Researchers have discovered a DNA shift in the innate immune memory of cells. This finding may aid in the fight against sepsis. The medical condition is not only potentially life-threatening it also places a considerable financial burden upon health systems.
The scientists demonstrated that changes to the structure and organization of DNA create an exhausted memory state in monocytes, the white blood cells that facilitate immune responses in the body. This is a marker for the novel phenomenon of innate immune memory.
In the body’s innate immune system, monocytes migrate through the bloodstream to sites of tissue damage or infection and orchestrating the initial immune response.
The findings stem from previous inquiries into white blood cells’ role in immune dysregulation during sepsis.
It appears that therapeutic interventions can prevent the DNA change and help the white cells stay in better fighting shape to help combat bacterial infections. This could be achieved through a drug that blocks the acquisition of DNA methylation. Through this, the researchers hope to be able to change the behaviour of the monocytes and hence to restore normal monocyte activity.
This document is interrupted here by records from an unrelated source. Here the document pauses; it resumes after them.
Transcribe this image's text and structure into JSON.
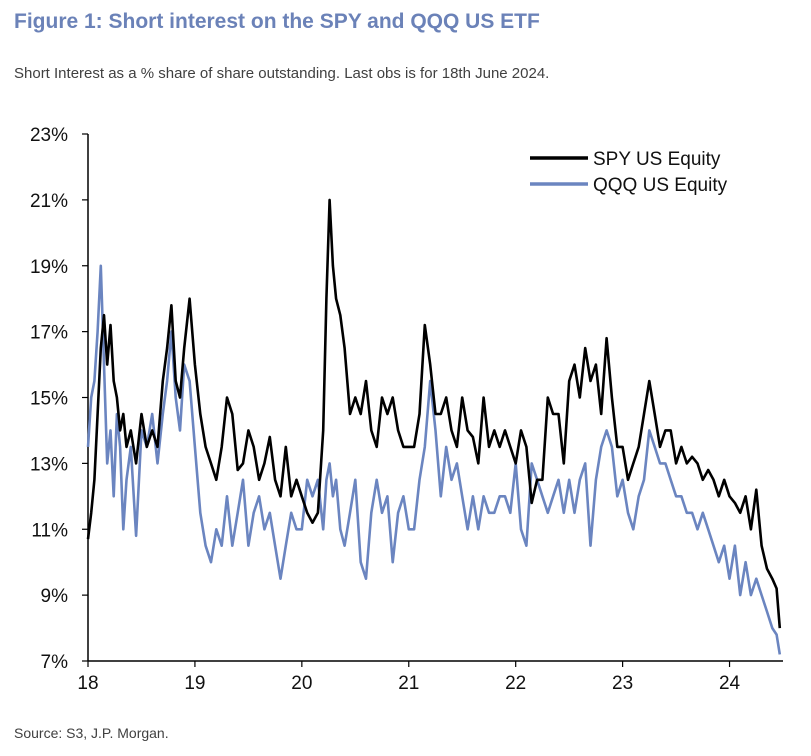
{
  "header": {
    "title": "Figure 1: Short interest on the SPY and QQQ US ETF",
    "subtitle": "Short Interest as a % share of share outstanding. Last obs is for 18th June 2024."
  },
  "footer": {
    "source": "Source: S3, J.P. Morgan."
  },
  "colors": {
    "title": "#6b82b8",
    "spy": "#000000",
    "qqq": "#6b85c0"
  },
  "chart_data": {
    "type": "line",
    "title": "",
    "xlabel": "",
    "ylabel": "",
    "xlim": [
      2018.0,
      2024.5
    ],
    "ylim": [
      7,
      23
    ],
    "x_ticks": [
      2018,
      2019,
      2020,
      2021,
      2022,
      2023,
      2024
    ],
    "x_tick_labels": [
      "18",
      "19",
      "20",
      "21",
      "22",
      "23",
      "24"
    ],
    "y_ticks": [
      7,
      9,
      11,
      13,
      15,
      17,
      19,
      21,
      23
    ],
    "y_tick_labels": [
      "7%",
      "9%",
      "11%",
      "13%",
      "15%",
      "17%",
      "19%",
      "21%",
      "23%"
    ],
    "grid": false,
    "legend": "top-right",
    "series": [
      {
        "name": "SPY US Equity",
        "color": "#000000",
        "x": [
          2018.0,
          2018.03,
          2018.06,
          2018.09,
          2018.12,
          2018.15,
          2018.18,
          2018.21,
          2018.24,
          2018.27,
          2018.3,
          2018.33,
          2018.36,
          2018.4,
          2018.45,
          2018.5,
          2018.55,
          2018.6,
          2018.65,
          2018.7,
          2018.74,
          2018.78,
          2018.82,
          2018.86,
          2018.9,
          2018.95,
          2019.0,
          2019.05,
          2019.1,
          2019.15,
          2019.2,
          2019.25,
          2019.3,
          2019.35,
          2019.4,
          2019.45,
          2019.5,
          2019.55,
          2019.6,
          2019.65,
          2019.7,
          2019.75,
          2019.8,
          2019.85,
          2019.9,
          2019.95,
          2020.0,
          2020.05,
          2020.1,
          2020.15,
          2020.2,
          2020.23,
          2020.26,
          2020.29,
          2020.32,
          2020.36,
          2020.4,
          2020.45,
          2020.5,
          2020.55,
          2020.6,
          2020.65,
          2020.7,
          2020.75,
          2020.8,
          2020.85,
          2020.9,
          2020.95,
          2021.0,
          2021.05,
          2021.1,
          2021.15,
          2021.2,
          2021.25,
          2021.3,
          2021.35,
          2021.4,
          2021.45,
          2021.5,
          2021.55,
          2021.6,
          2021.65,
          2021.7,
          2021.75,
          2021.8,
          2021.85,
          2021.9,
          2021.95,
          2022.0,
          2022.05,
          2022.1,
          2022.15,
          2022.2,
          2022.25,
          2022.3,
          2022.35,
          2022.4,
          2022.45,
          2022.5,
          2022.55,
          2022.6,
          2022.65,
          2022.7,
          2022.75,
          2022.8,
          2022.85,
          2022.9,
          2022.95,
          2023.0,
          2023.05,
          2023.1,
          2023.15,
          2023.2,
          2023.25,
          2023.3,
          2023.35,
          2023.4,
          2023.45,
          2023.5,
          2023.55,
          2023.6,
          2023.65,
          2023.7,
          2023.75,
          2023.8,
          2023.85,
          2023.9,
          2023.95,
          2024.0,
          2024.05,
          2024.1,
          2024.15,
          2024.2,
          2024.25,
          2024.3,
          2024.35,
          2024.4,
          2024.44,
          2024.47
        ],
        "values": [
          10.7,
          11.5,
          12.5,
          14.5,
          16.5,
          17.5,
          16.0,
          17.2,
          15.5,
          15.0,
          14.0,
          14.5,
          13.5,
          14.0,
          13.0,
          14.5,
          13.5,
          14.0,
          13.5,
          15.5,
          16.5,
          17.8,
          15.5,
          15.0,
          16.5,
          18.0,
          16.0,
          14.5,
          13.5,
          13.0,
          12.5,
          13.5,
          15.0,
          14.5,
          12.8,
          13.0,
          14.0,
          13.5,
          12.5,
          13.0,
          13.8,
          12.5,
          12.0,
          13.5,
          12.0,
          12.5,
          12.0,
          11.5,
          11.2,
          11.5,
          14.0,
          18.0,
          21.0,
          19.0,
          18.0,
          17.5,
          16.5,
          14.5,
          15.0,
          14.5,
          15.5,
          14.0,
          13.5,
          15.0,
          14.5,
          15.0,
          14.0,
          13.5,
          13.5,
          13.5,
          14.5,
          17.2,
          16.0,
          14.5,
          14.5,
          15.0,
          14.0,
          13.5,
          15.0,
          14.0,
          13.8,
          13.0,
          15.0,
          13.5,
          14.0,
          13.5,
          14.0,
          13.5,
          13.0,
          14.0,
          13.5,
          11.8,
          12.5,
          12.5,
          15.0,
          14.5,
          14.5,
          13.0,
          15.5,
          16.0,
          15.0,
          16.5,
          15.5,
          16.0,
          14.5,
          16.8,
          15.0,
          13.5,
          13.5,
          12.5,
          13.0,
          13.5,
          14.5,
          15.5,
          14.5,
          13.5,
          14.0,
          14.0,
          13.0,
          13.5,
          13.0,
          13.2,
          13.0,
          12.5,
          12.8,
          12.5,
          12.0,
          12.5,
          12.0,
          11.8,
          11.5,
          12.0,
          11.0,
          12.2,
          10.5,
          9.8,
          9.5,
          9.2,
          8.0
        ],
        "last_value_approx": 8.0
      },
      {
        "name": "QQQ US Equity",
        "color": "#6b85c0",
        "x": [
          2018.0,
          2018.03,
          2018.06,
          2018.09,
          2018.12,
          2018.15,
          2018.18,
          2018.21,
          2018.24,
          2018.27,
          2018.3,
          2018.33,
          2018.36,
          2018.4,
          2018.45,
          2018.5,
          2018.55,
          2018.6,
          2018.65,
          2018.7,
          2018.74,
          2018.78,
          2018.82,
          2018.86,
          2018.9,
          2018.95,
          2019.0,
          2019.05,
          2019.1,
          2019.15,
          2019.2,
          2019.25,
          2019.3,
          2019.35,
          2019.4,
          2019.45,
          2019.5,
          2019.55,
          2019.6,
          2019.65,
          2019.7,
          2019.75,
          2019.8,
          2019.85,
          2019.9,
          2019.95,
          2020.0,
          2020.05,
          2020.1,
          2020.15,
          2020.2,
          2020.23,
          2020.26,
          2020.29,
          2020.32,
          2020.36,
          2020.4,
          2020.45,
          2020.5,
          2020.55,
          2020.6,
          2020.65,
          2020.7,
          2020.75,
          2020.8,
          2020.85,
          2020.9,
          2020.95,
          2021.0,
          2021.05,
          2021.1,
          2021.15,
          2021.2,
          2021.25,
          2021.3,
          2021.35,
          2021.4,
          2021.45,
          2021.5,
          2021.55,
          2021.6,
          2021.65,
          2021.7,
          2021.75,
          2021.8,
          2021.85,
          2021.9,
          2021.95,
          2022.0,
          2022.05,
          2022.1,
          2022.15,
          2022.2,
          2022.25,
          2022.3,
          2022.35,
          2022.4,
          2022.45,
          2022.5,
          2022.55,
          2022.6,
          2022.65,
          2022.7,
          2022.75,
          2022.8,
          2022.85,
          2022.9,
          2022.95,
          2023.0,
          2023.05,
          2023.1,
          2023.15,
          2023.2,
          2023.25,
          2023.3,
          2023.35,
          2023.4,
          2023.45,
          2023.5,
          2023.55,
          2023.6,
          2023.65,
          2023.7,
          2023.75,
          2023.8,
          2023.85,
          2023.9,
          2023.95,
          2024.0,
          2024.05,
          2024.1,
          2024.15,
          2024.2,
          2024.25,
          2024.3,
          2024.35,
          2024.4,
          2024.44,
          2024.47
        ],
        "values": [
          13.5,
          15.0,
          15.5,
          17.0,
          19.0,
          16.0,
          13.0,
          14.0,
          12.0,
          14.5,
          13.5,
          11.0,
          12.5,
          13.5,
          10.8,
          14.0,
          13.5,
          14.5,
          13.0,
          14.5,
          15.5,
          17.0,
          15.0,
          14.0,
          16.0,
          15.5,
          13.5,
          11.5,
          10.5,
          10.0,
          11.0,
          10.5,
          12.0,
          10.5,
          11.5,
          12.5,
          10.5,
          11.5,
          12.0,
          11.0,
          11.5,
          10.5,
          9.5,
          10.5,
          11.5,
          11.0,
          11.0,
          12.5,
          12.0,
          12.5,
          11.0,
          12.5,
          13.0,
          12.0,
          12.5,
          11.0,
          10.5,
          11.5,
          12.5,
          10.0,
          9.5,
          11.5,
          12.5,
          11.5,
          12.0,
          10.0,
          11.5,
          12.0,
          11.0,
          11.0,
          12.5,
          13.5,
          15.5,
          14.0,
          12.0,
          13.5,
          12.5,
          13.0,
          12.0,
          11.0,
          12.0,
          11.0,
          12.0,
          11.5,
          11.5,
          12.0,
          12.0,
          11.5,
          13.0,
          11.0,
          10.5,
          13.0,
          12.5,
          12.0,
          11.5,
          12.0,
          12.5,
          11.5,
          12.5,
          11.5,
          12.5,
          13.0,
          10.5,
          12.5,
          13.5,
          14.0,
          13.5,
          12.0,
          12.5,
          11.5,
          11.0,
          12.0,
          12.5,
          14.0,
          13.5,
          13.0,
          13.0,
          12.5,
          12.0,
          12.0,
          11.5,
          11.5,
          11.0,
          11.5,
          11.0,
          10.5,
          10.0,
          10.5,
          9.5,
          10.5,
          9.0,
          10.0,
          9.0,
          9.5,
          9.0,
          8.5,
          8.0,
          7.8,
          7.2
        ],
        "last_value_approx": 7.2
      }
    ]
  }
}
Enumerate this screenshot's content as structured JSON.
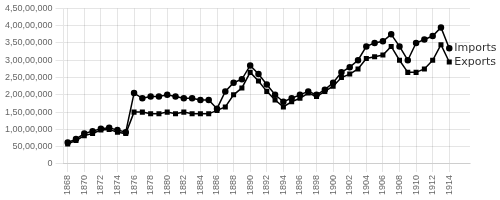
{
  "chart_data": {
    "type": "line",
    "x": [
      1868,
      1869,
      1870,
      1871,
      1872,
      1873,
      1874,
      1875,
      1876,
      1877,
      1878,
      1879,
      1880,
      1881,
      1882,
      1883,
      1884,
      1885,
      1886,
      1887,
      1888,
      1889,
      1890,
      1891,
      1892,
      1893,
      1894,
      1895,
      1896,
      1897,
      1898,
      1899,
      1900,
      1901,
      1902,
      1903,
      1904,
      1905,
      1906,
      1907,
      1908,
      1909,
      1910,
      1911,
      1912,
      1913,
      1914
    ],
    "series": [
      {
        "name": "Imports",
        "color": "#000000",
        "marker": "circle",
        "line_style": "solid",
        "values": [
          6200000,
          7200000,
          8800000,
          9500000,
          10200000,
          10500000,
          9800000,
          9200000,
          20500000,
          19000000,
          19500000,
          19500000,
          20000000,
          19500000,
          19000000,
          19000000,
          18500000,
          18500000,
          16000000,
          21000000,
          23500000,
          24500000,
          28500000,
          26000000,
          23000000,
          20000000,
          18000000,
          19000000,
          20000000,
          21000000,
          20000000,
          21500000,
          23500000,
          26500000,
          28000000,
          30000000,
          34000000,
          35000000,
          35500000,
          37500000,
          34000000,
          30000000,
          35000000,
          36000000,
          37000000,
          39500000,
          33500000
        ]
      },
      {
        "name": "Exports",
        "color": "#000000",
        "marker": "square",
        "line_style": "solid",
        "values": [
          5800000,
          6800000,
          8200000,
          8800000,
          9800000,
          10000000,
          9200000,
          8800000,
          15000000,
          15000000,
          14500000,
          14500000,
          15000000,
          14500000,
          15000000,
          14500000,
          14500000,
          14500000,
          15500000,
          16500000,
          20000000,
          22000000,
          26500000,
          24000000,
          21000000,
          18500000,
          16500000,
          18000000,
          19000000,
          20500000,
          19500000,
          21000000,
          22500000,
          25000000,
          26000000,
          27500000,
          30500000,
          31000000,
          31500000,
          34000000,
          30000000,
          26500000,
          26500000,
          27500000,
          30000000,
          34500000,
          29500000
        ]
      }
    ],
    "xlim": [
      1867.5,
      1916.5
    ],
    "xticks": [
      1868,
      1870,
      1872,
      1874,
      1876,
      1878,
      1880,
      1882,
      1884,
      1886,
      1888,
      1890,
      1892,
      1894,
      1896,
      1898,
      1900,
      1902,
      1904,
      1906,
      1908,
      1910,
      1912,
      1914
    ],
    "ylim": [
      0,
      45000000
    ],
    "yticks": [
      0,
      {
        "value": 5000000,
        "label": "50,00,000"
      },
      {
        "value": 10000000,
        "label": "1,00,00,000"
      },
      {
        "value": 15000000,
        "label": "1,50,00,000"
      },
      {
        "value": 20000000,
        "label": "2,00,00,000"
      },
      {
        "value": 25000000,
        "label": "2,50,00,000"
      },
      {
        "value": 30000000,
        "label": "3,00,00,000"
      },
      {
        "value": 35000000,
        "label": "3,50,00,000"
      },
      {
        "value": 40000000,
        "label": "4,00,00,000"
      },
      {
        "value": 45000000,
        "label": "4,50,00,000"
      }
    ],
    "grid": true
  }
}
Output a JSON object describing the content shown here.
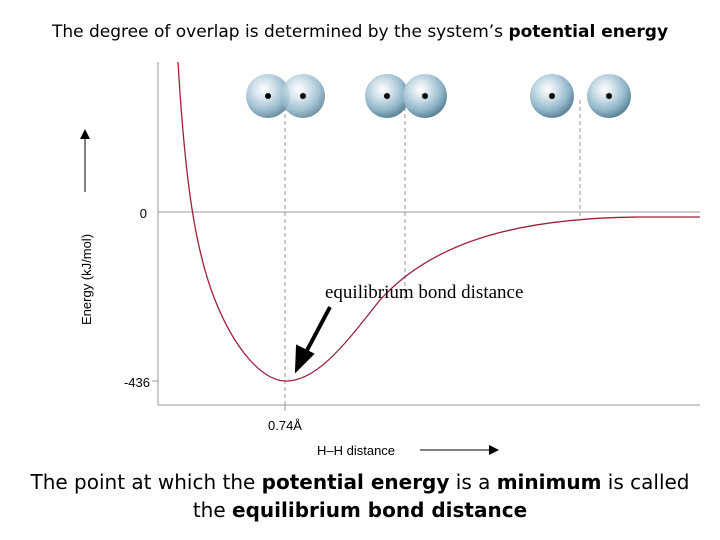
{
  "title": {
    "prefix": "The degree of overlap is determined by the system’s ",
    "emphasis": "potential energy"
  },
  "chart_data": {
    "type": "line",
    "xlabel": "H–H distance",
    "ylabel": "Energy (kJ/mol)",
    "y_ticks": [
      "0",
      "-436"
    ],
    "x_ticks": [
      "0.74Å"
    ],
    "annotation": "equilibrium bond distance",
    "curve": "potential energy vs. H–H distance; minimum of -436 kJ/mol at 0.74 Å, approaching 0 at large separation",
    "colors": {
      "curve": "#a0203a",
      "atom": "#8fb4c8",
      "grid": "#999999"
    }
  },
  "caption": {
    "line1_prefix": "The point at which the ",
    "line1_em1": "potential energy",
    "line1_mid": " is a ",
    "line1_em2": "minimum",
    "line1_suffix": " is called",
    "line2_prefix": "the ",
    "line2_em": "equilibrium bond distance"
  }
}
According to Blake Caldwell, a Virginia Tech Presidential Postdoctoral Fellow: “We found there’s a critical involvement of DNA methylation in controlling innate immune memory.”
Caldwell adds: “DNA methylation is when a small molecule called a methyl group gets added to DNA, proteins or other molecules. This impacts the capacity of monocytes to remember a past immune challenge and change their behaviour in the future.”
DNA methylation is one of the main epigenetic modifications. It controls gene expression through altering chromosomal structure.
This exhausted state contributes to most sepsis patients’ immune systems remaining critically disabled for months or years after the initial shock is treated.
Caldwell’s team discovered that DNA methylation plays a large role in the long-term misbehaviour of the white blood cells in sepsis and other severe immune conditions. And by blocking this change from occurring, researchers can right the behaviour of the cells, which has implications beyond sepsis alone.
Going forwards it is possible that the findings around sepsis could provide a wider medical model for the innate immune system that could be applied more broadly given that the the same pathways are activated by COVID-19, coronary artery disease, and other severe immune events.
The research has been published in the journal Cell Reports. The study is titled “Altered DNA methylation underlies monocyte dysregulation and immune exhaustion memory in sepsis.”